Im linken vorderen Bereich könnte es möglich sein da schaut es so schalig abgepletzt aus.
Wurde der im Vortrieb geschlägelt und dann mit Feuersetzen erweitert ?
Oder wie muß man sich das vorstellen ?
Loismin
harzgeist:
Um Missverständnisse (für zukünftige Leser) zu vermeiden, möchte ich noch hinzufügen, dass sich meine Antwort(en) sicher nicht auf den 'Normalfall' beim Feuersetzen beziehen, aber auf einen möglichen Fall, der auch eintritt.
Überwiegend werden wohl oxydierende Bedingungen herrschen, mit einem Röstprozess vergleichbar. Nach Entzünden des Feuers herrschen andere Bedingungen als bei Vollbrand oder Verhungern infolge Brennstoffmangel. Auf der Stollensohle unter der Glut ist es anders als an der Firste. Die Bewetterung war ja auch schon als Faktor erwähnt. Die verschiedenen Minerale verhalten sich natürlich ebenfalls unterschiedlich. Chlorargyrit wird das Feuersetzen -anders als Akanthit/Argentit- vermutlich relativ unbeschadet überstehen, schmilzt aber zwischen 500 und 600 grad.
Thomas
ganomatit:
--- Zitat von: loismin am 04 Nov 18, 15:36 ---Hallo
Diese Ortsbrust ist sicher nicht durch Feuersetzen entstanden .
Im linken vorderen Bereich könnte es möglich sein da schaut es so schalig abgepletzt aus.
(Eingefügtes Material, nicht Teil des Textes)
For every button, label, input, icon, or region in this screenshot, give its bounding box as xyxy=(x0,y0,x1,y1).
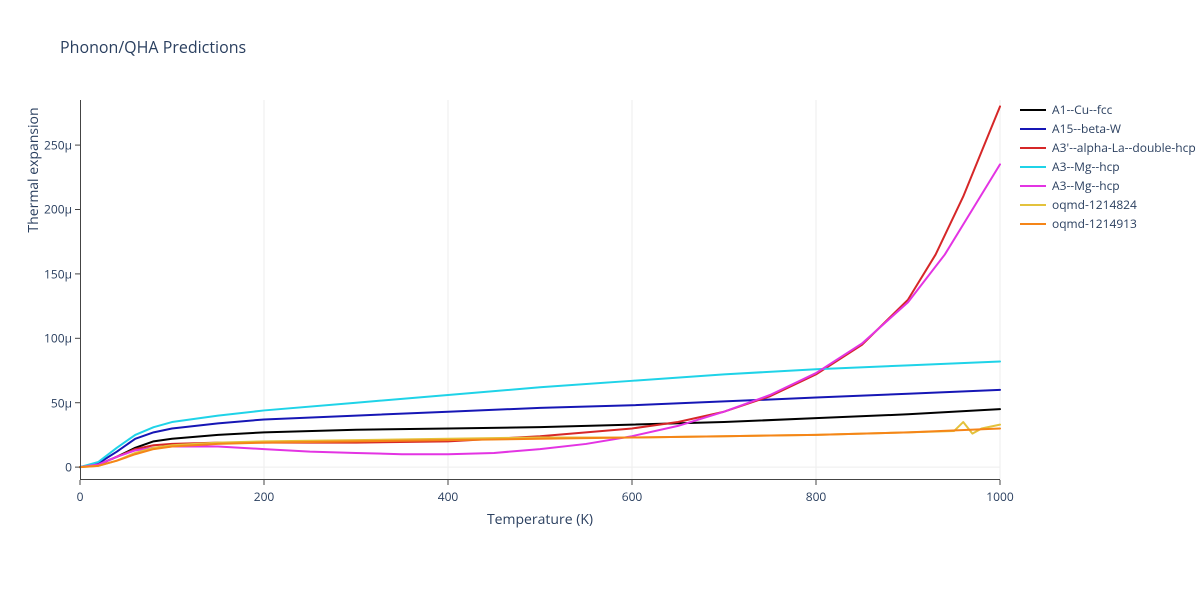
x-tick-label: 400 xyxy=(438,488,459,505)
y-axis-label: Thermal expansion xyxy=(24,0,43,360)
x-tick-label: 0 xyxy=(77,488,84,505)
legend-label: oqmd-1214913 xyxy=(1052,215,1137,232)
y-tick-label: 50μ xyxy=(36,394,72,411)
legend-label: A15--beta-W xyxy=(1052,120,1121,137)
legend-item[interactable]: A1--Cu--fcc xyxy=(1020,100,1196,119)
legend-swatch xyxy=(1020,128,1046,130)
legend-swatch xyxy=(1020,223,1046,225)
legend-item[interactable]: A15--beta-W xyxy=(1020,119,1196,138)
series-line[interactable] xyxy=(80,164,1000,467)
series-line[interactable] xyxy=(80,361,1000,467)
x-axis-label: Temperature (K) xyxy=(80,510,1000,529)
chart-container: Phonon/QHA Predictions 0 200 400 600 800 1000… xyxy=(0,0,1200,600)
x-tick-label: 600 xyxy=(622,488,643,505)
plot-area[interactable] xyxy=(80,100,1000,480)
series-line[interactable] xyxy=(80,106,1000,467)
x-tick-label: 800 xyxy=(806,488,827,505)
legend-item[interactable]: A3'--alpha-La--double-hcp xyxy=(1020,138,1196,157)
legend-label: A3--Mg--hcp xyxy=(1052,158,1120,175)
legend-swatch xyxy=(1020,185,1046,187)
legend-label: oqmd-1214824 xyxy=(1052,196,1137,213)
legend-swatch xyxy=(1020,204,1046,206)
legend-item[interactable]: A3--Mg--hcp xyxy=(1020,157,1196,176)
chart-title: Phonon/QHA Predictions xyxy=(60,36,246,58)
plot-svg xyxy=(80,100,1000,480)
legend-label: A3--Mg--hcp xyxy=(1052,177,1120,194)
legend-swatch xyxy=(1020,147,1046,149)
legend-item[interactable]: oqmd-1214913 xyxy=(1020,214,1196,233)
legend[interactable]: A1--Cu--fcc A15--beta-W A3'--alpha-La--dou… xyxy=(1020,100,1196,233)
legend-swatch xyxy=(1020,109,1046,111)
legend-label: A3'--alpha-La--double-hcp xyxy=(1052,139,1196,156)
x-tick-label: 200 xyxy=(254,488,275,505)
legend-label: A1--Cu--fcc xyxy=(1052,101,1112,118)
legend-swatch xyxy=(1020,166,1046,168)
series-line[interactable] xyxy=(80,390,1000,467)
y-tick-label: 0 xyxy=(36,459,72,476)
x-tick-label: 1000 xyxy=(986,488,1013,505)
legend-item[interactable]: oqmd-1214824 xyxy=(1020,195,1196,214)
legend-item[interactable]: A3--Mg--hcp xyxy=(1020,176,1196,195)
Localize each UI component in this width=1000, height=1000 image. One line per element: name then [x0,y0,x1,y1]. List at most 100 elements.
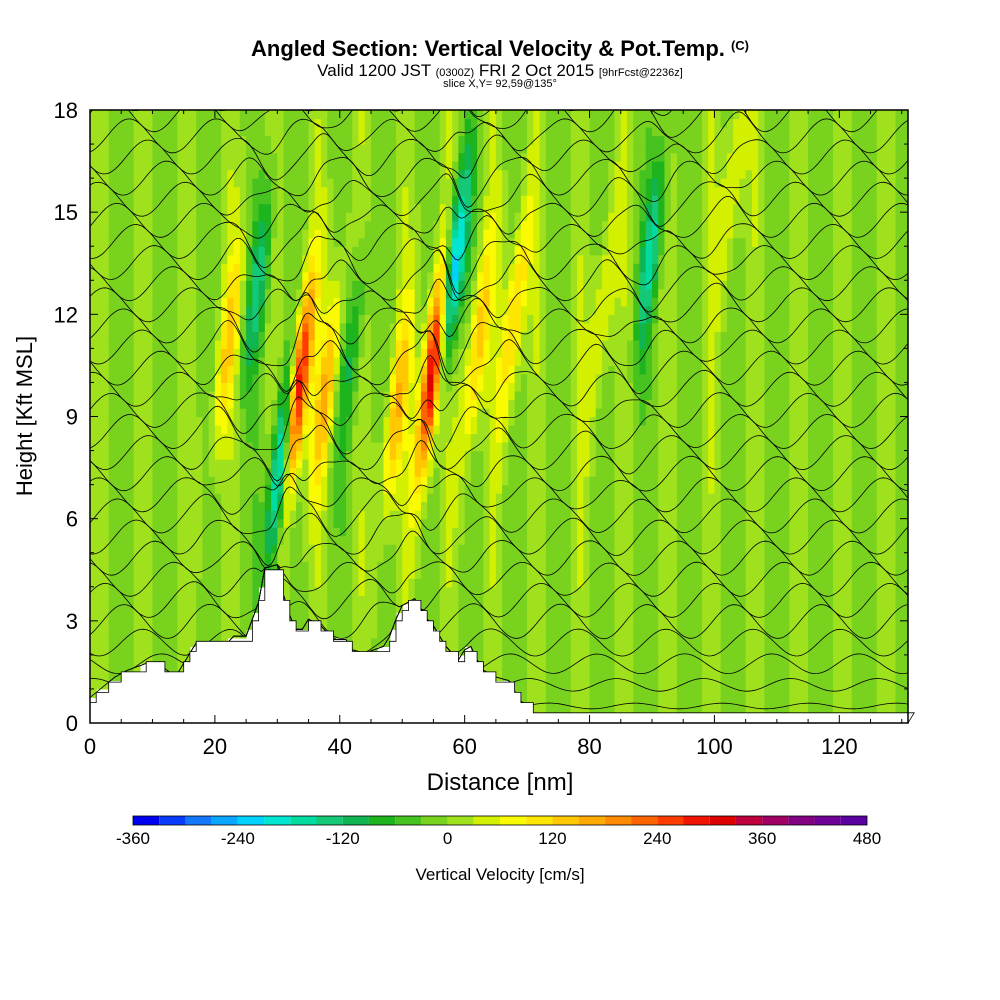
velocity-cell [520,110,528,120]
velocity-cell [164,629,172,639]
velocity-cell [302,229,310,239]
velocity-cell [258,425,266,435]
velocity-cell [196,612,203,622]
velocity-cell [202,561,210,571]
velocity-cell [102,527,110,537]
velocity-cell [464,263,472,273]
velocity-cell [439,144,447,154]
velocity-cell [227,527,235,537]
velocity-cell [402,459,410,469]
velocity-cell [239,620,247,630]
velocity-cell [333,476,341,486]
velocity-cell [564,527,572,537]
velocity-cell [352,271,360,281]
velocity-cell [358,382,366,392]
velocity-cell [389,229,397,239]
velocity-cell [252,399,260,409]
velocity-cell [477,263,484,273]
velocity-cell [102,459,110,469]
velocity-cell [233,535,241,545]
velocity-cell [189,595,197,605]
velocity-cell [189,450,197,460]
velocity-cell [527,442,534,452]
velocity-cell [433,416,441,426]
velocity-cell [321,314,328,324]
velocity-cell [477,586,484,596]
velocity-cell [358,297,366,307]
velocity-cell [527,237,534,247]
velocity-cell [314,169,322,179]
velocity-cell [333,280,341,290]
velocity-cell [552,152,559,162]
velocity-cell [377,237,385,247]
velocity-cell [489,476,497,486]
velocity-cell [483,578,491,588]
velocity-cell [433,425,441,435]
velocity-cell [196,467,203,477]
velocity-cell [302,254,310,264]
velocity-cell [321,416,328,426]
velocity-cell [90,212,97,222]
velocity-cell [470,552,478,562]
velocity-cell [489,544,497,554]
velocity-cell [171,203,179,213]
velocity-cell [514,237,522,247]
velocity-cell [346,186,353,196]
velocity-cell [208,433,216,443]
velocity-cell [339,271,347,281]
velocity-cell [477,493,484,503]
velocity-cell [527,186,534,196]
velocity-cell [502,510,509,520]
velocity-cell [252,186,260,196]
velocity-cell [121,544,129,554]
velocity-cell [214,314,222,324]
velocity-cell [452,118,460,128]
velocity-cell [227,561,235,571]
velocity-cell [539,450,547,460]
velocity-cell [508,144,516,154]
velocity-cell [158,161,166,171]
velocity-cell [171,152,179,162]
velocity-cell [470,169,478,179]
velocity-cell [283,399,291,409]
velocity-cell [102,476,110,486]
velocity-cell [520,118,528,128]
velocity-cell [171,118,179,128]
velocity-cell [427,305,435,315]
velocity-cell [283,152,291,162]
velocity-cell [452,186,460,196]
velocity-cell [370,356,378,367]
velocity-cell [439,254,447,264]
velocity-cell [383,339,391,349]
velocity-cell [545,305,553,315]
velocity-cell [533,246,541,256]
velocity-cell [296,476,303,486]
velocity-cell [346,552,353,562]
velocity-cell [489,442,497,452]
velocity-cell [420,135,428,145]
velocity-cell [152,237,160,247]
velocity-cell [302,561,310,571]
velocity-cell [221,416,228,426]
velocity-cell [133,314,141,324]
velocity-cell [258,212,266,222]
velocity-cell [395,365,403,375]
velocity-cell [139,110,147,120]
velocity-cell [558,697,566,707]
velocity-cell [164,110,172,120]
velocity-cell [258,373,266,384]
velocity-cell [314,476,322,486]
velocity-cell [389,237,397,247]
velocity-cell [196,254,203,264]
velocity-cell [102,382,110,392]
velocity-cell [327,603,335,613]
velocity-cell [458,127,466,137]
velocity-cell [252,476,260,486]
velocity-cell [339,561,347,571]
velocity-cell [364,237,372,247]
velocity-cell [302,135,310,145]
velocity-cell [327,373,335,384]
velocity-cell [233,612,241,622]
velocity-cell [458,399,466,409]
velocity-cell [146,407,154,418]
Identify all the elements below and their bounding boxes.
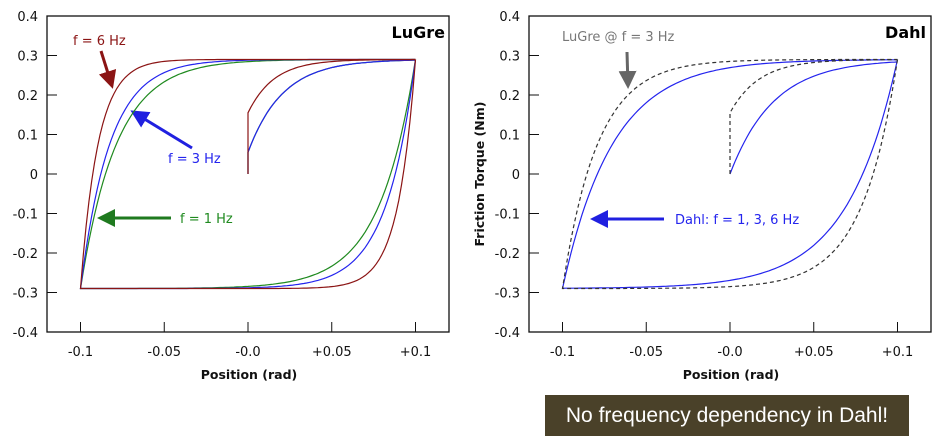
x-tick-label: +0.1 xyxy=(400,345,432,360)
y-tick-label: 0.3 xyxy=(17,50,38,65)
y-tick-label: -0.3 xyxy=(495,287,520,302)
x-axis-label: Position (rad) xyxy=(201,367,298,382)
arrow-lugre-3hz xyxy=(618,51,637,89)
dahl-plot: Dahl Position (rad) Friction Torque (Nm)… xyxy=(472,10,932,382)
annotation-lugre-3hz: LuGre @ f = 3 Hz xyxy=(562,30,675,45)
plot-title: LuGre xyxy=(392,23,446,42)
annotation-dahl: Dahl: f = 1, 3, 6 Hz xyxy=(675,213,799,228)
y-tick-label: 0.4 xyxy=(499,10,520,25)
y-tick-label: -0.1 xyxy=(13,208,38,223)
y-tick-label: -0.2 xyxy=(495,247,520,262)
series-loop-f-6-hz xyxy=(79,58,417,290)
y-tick-label: 0.3 xyxy=(499,50,520,65)
series-loop-lugre-f-3-hz xyxy=(561,58,899,290)
arrow-3hz xyxy=(130,110,193,150)
y-tick-label: 0.1 xyxy=(17,129,38,144)
series-initial-dahl-f-1-3-6-hz xyxy=(729,61,898,175)
x-tick-label: -0.0 xyxy=(717,345,742,360)
y-tick-label: 0.4 xyxy=(17,10,38,25)
y-tick-label: 0 xyxy=(30,168,38,183)
y-tick-label: -0.4 xyxy=(495,326,520,341)
x-tick-label: +0.05 xyxy=(312,345,352,360)
y-tick-label: 0.2 xyxy=(17,89,38,104)
lugre-plot: LuGre Position (rad) f = 6 Hz f = 3 Hz f… xyxy=(13,10,450,382)
y-axis-label: Friction Torque (Nm) xyxy=(472,102,487,247)
series-initial-f-3-hz xyxy=(247,59,416,174)
x-tick-label: -0.0 xyxy=(235,345,260,360)
callout-text: No frequency dependency in Dahl! xyxy=(565,403,889,427)
y-tick-label: -0.4 xyxy=(13,326,38,341)
x-tick-label: +0.1 xyxy=(882,345,914,360)
x-tick-label: -0.05 xyxy=(629,345,663,360)
plot-title: Dahl xyxy=(885,23,926,42)
arrow-6hz xyxy=(98,50,117,89)
series-initial-f-1-hz xyxy=(247,59,416,174)
y-tick-label: -0.1 xyxy=(495,208,520,223)
callout-box: No frequency dependency in Dahl! xyxy=(545,395,909,436)
x-tick-label: -0.1 xyxy=(550,345,575,360)
y-tick-label: 0.2 xyxy=(499,89,520,104)
x-tick-label: -0.05 xyxy=(147,345,181,360)
y-tick-label: 0.1 xyxy=(499,129,520,144)
y-tick-label: 0 xyxy=(512,168,520,183)
annotation-6hz: f = 6 Hz xyxy=(73,34,126,49)
x-tick-label: -0.1 xyxy=(68,345,93,360)
annotation-1hz: f = 1 Hz xyxy=(180,212,233,227)
series-initial-f-6-hz xyxy=(247,58,416,174)
y-tick-label: -0.2 xyxy=(13,247,38,262)
x-axis-label: Position (rad) xyxy=(683,367,780,382)
x-tick-label: +0.05 xyxy=(794,345,834,360)
y-tick-label: -0.3 xyxy=(13,287,38,302)
annotation-3hz: f = 3 Hz xyxy=(168,152,221,167)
Wurde der im Vortrieb geschlägelt und dann mit Feuersetzen erweitert ?
Oder wie muß man sich das vorstellen ?
Loismin
--- Ende Zitat ---
Nein, das hab ich auch nicht so geschrieben. DURCH SCHRÄMARBEIT!
ganomatit:
--- Zitat von: harzgeist am 04 Nov 18, 15:48 ---Chlorargyrit wird das Feuersetzen -anders als Akanthit/Argentit- vermutlich relativ unbeschadet überstehen, schmilzt aber zwischen 500 und 600 grad.
Thomas
--- Ende Zitat ---
CALVÖR 1765, Historische Nachricht von den Unter- und gesamten Ober- Harzischen Bergwerke" 1765 sagt dazu: " Wenn daselbst in der Grube Feuer gesetzt war auf den Freytag zu Nacht, oder Sonnabend früh, das feste Gestein zu heben, und die Bergleute auf den Montag wieder anfuhren, WAR DAS SILBER AUF DEM GANGE VOM ERZE GEFLOSSEN; DASS ES MIT LUST ZU SEHEN UND MIT DEM ERZ NACHZUSCHLAGEN WAR." S.77, CALVÖR spricht zwar vom St. Georg, aber auf Theuerdank wird es ähnlich gewesen sein, hier der Beleg dazu!!!
Chlorargyrit (auch Chlorsilber, Hornsilber, Hornerz, Silberhornerz, Wachserz) kommt aus der Mineralklasse der Halogenide und ist eine mikrokristalline Substanz die lichtempfindlich ist und einen Schmelzpunkt von 455° C hat. Er kristallisiert im kubischen Kristallsystem in Würfel {100}, Oktaeder {111} und Rhombendodekaeder {110} sowie deren Kombinationen. Auch Zwillinge nach der Oktaeder-Fläche {111} sind bekannt.
Wird Chlorargyrit erhitzt bildet sich Silber als Körner, dendritisch, moosförmig und blechig!